Why Intrinsically Disordered Proteins Matter

Intrinsically disordered proteins play key roles in cellular communication. They help regulate signalling networks, assist protein movement inside cells, control which genes are switched on or off, support protein folding and quality control, and help form biomolecular condensates. Their flexibility makes them difficult to study using conventional structural biology tools. Better understanding of these interactions can improve knowledge of disease mechanisms and support more precise therapeutic strategies.

Performance and Scientific Value

The researchers benchmarked Disobind against existing predictors, including AlphaFold-multimer and AlphaFold3. It showed higher accuracy on previously unseen protein pairs. Its performance improved further when combined with AlphaFold-multimer. This suggests that AI tools can complement each other in mapping protein interactions, especially for flexible proteins that are difficult to model by traditional methods.

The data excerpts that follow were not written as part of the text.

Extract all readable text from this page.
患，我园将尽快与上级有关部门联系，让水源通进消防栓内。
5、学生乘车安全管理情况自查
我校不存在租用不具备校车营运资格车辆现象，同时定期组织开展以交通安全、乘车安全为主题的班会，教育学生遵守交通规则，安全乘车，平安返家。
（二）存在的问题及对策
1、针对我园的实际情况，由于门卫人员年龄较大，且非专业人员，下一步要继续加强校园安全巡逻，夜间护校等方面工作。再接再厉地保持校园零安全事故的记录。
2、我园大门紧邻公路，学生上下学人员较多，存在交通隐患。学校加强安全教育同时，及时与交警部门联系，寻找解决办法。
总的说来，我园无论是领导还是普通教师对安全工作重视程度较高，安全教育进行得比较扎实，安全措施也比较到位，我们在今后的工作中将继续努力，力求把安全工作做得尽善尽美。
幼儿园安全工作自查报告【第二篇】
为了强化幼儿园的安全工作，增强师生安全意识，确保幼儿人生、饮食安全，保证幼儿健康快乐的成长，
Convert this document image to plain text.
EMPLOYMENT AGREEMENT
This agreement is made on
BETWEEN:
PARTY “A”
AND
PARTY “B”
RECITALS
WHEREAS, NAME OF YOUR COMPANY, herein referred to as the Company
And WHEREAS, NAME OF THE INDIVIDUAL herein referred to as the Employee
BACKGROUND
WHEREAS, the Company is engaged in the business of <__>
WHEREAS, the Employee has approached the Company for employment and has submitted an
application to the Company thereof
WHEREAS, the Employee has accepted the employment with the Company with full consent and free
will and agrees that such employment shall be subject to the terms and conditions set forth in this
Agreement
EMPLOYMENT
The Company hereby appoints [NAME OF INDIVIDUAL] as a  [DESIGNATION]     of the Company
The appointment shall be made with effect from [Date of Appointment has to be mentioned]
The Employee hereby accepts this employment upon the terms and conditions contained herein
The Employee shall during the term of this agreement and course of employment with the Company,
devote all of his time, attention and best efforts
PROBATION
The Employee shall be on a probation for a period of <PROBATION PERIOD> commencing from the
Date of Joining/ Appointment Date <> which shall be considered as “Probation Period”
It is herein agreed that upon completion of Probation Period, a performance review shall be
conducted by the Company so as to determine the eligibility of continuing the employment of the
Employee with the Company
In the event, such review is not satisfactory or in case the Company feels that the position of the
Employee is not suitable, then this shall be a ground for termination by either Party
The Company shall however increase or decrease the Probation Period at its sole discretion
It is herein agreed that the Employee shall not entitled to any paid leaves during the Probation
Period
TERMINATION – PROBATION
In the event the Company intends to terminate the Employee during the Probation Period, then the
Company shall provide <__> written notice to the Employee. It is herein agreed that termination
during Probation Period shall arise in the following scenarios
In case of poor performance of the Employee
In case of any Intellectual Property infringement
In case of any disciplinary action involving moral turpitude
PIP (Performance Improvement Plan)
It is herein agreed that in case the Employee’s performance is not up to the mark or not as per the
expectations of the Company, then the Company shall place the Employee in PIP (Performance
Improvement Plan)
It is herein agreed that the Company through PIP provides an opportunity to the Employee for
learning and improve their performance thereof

Applications in Disease and Drug Discovery

The tool has been tested across diverse biological systems, including immune signalling molecules and repair proteins linked to cancer and neurodegeneration. It may help identify new interaction motifs associated with disease and reveal intervention points for regulating disordered protein interactions across the proteome. Disobind has been made open-source and freely available for researchers worldwide.